Free report in return for your procurement data
To reduce the NHS’s carbon footprint the NHS SDU has begun a project to assess the carbon footprint of health service procurement in depth.
“It allows organisations to look a little deeper at the costs embedded in all the items they buy,” explains SDU Analyst Imogen Tennison.
“As costs increase, understanding the ‘carbon hot spots’, that’s to say the areas which produce the most carbon, will be essential to saving money and resources in the future.”
In 2008 the NHS SDU calculated the carbon footprint of NHS expenditure at a national level, which at that stage, was the largest scope 1, 2 and 3 carbon footprint project of any organisation in the world.
To improve those calculations we now need your help.
We would like you to send us your expenditure and procurement data.
60% of the NHS carbon footprint is down to the services we buy or use. We want to reduce this and provide a more in depth understanding of the footprint.
By providing us with your data we will be able to establish which areas of procurement are most carbon intensive and discover which types of goods and services contribute most to the carbon footprint.
In return for your help you will receive, free of charge, a customised summary report highlighting the carbon hotspots of your organisation. This will show you potentially where the biggest CO2 (and possibly financial) savings can be made.

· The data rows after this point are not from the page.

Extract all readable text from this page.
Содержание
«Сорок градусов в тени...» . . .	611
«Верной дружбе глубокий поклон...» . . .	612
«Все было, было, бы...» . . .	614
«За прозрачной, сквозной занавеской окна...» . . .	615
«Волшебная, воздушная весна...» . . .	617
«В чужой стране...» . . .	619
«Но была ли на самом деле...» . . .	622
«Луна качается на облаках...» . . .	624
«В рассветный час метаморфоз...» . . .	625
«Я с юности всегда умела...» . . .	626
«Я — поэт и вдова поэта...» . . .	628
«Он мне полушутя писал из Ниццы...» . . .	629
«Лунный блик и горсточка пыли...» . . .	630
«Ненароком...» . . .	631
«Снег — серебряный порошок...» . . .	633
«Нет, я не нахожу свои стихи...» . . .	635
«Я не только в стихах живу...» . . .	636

Sonia Roschnik, Operations Director of the NHS Sustainable Development Unit (NHS SDU) says:
“The NHS SDU is pleased that NHS organisations are getting the opportunity to identify carbon hot spots in their procurement carbon footprint at no cost. The analysis could also provide greater transparency about which suppliers, products and types of organisation are the biggest contributors to the NHS England procurement carbon footprint.
"Achieving the targets set out in the Climate Change Act will only be possible with increased transparency about the carbon footprint of goods and services we buy.”
If you would like to take part in this project then please get in touch with
Imogen.Tennison@sdu.nhs.uk
You can read an article in the
Healthcare Finance Magazine (p5) then click here. If you have difficulty seeing this then please contact
Karl.
Notes:
Any data supplied will be analysed by NHS Shared Business Services (NHS SBS) and @UK using advanced techniques in data analysis. The results will be available in early 2012.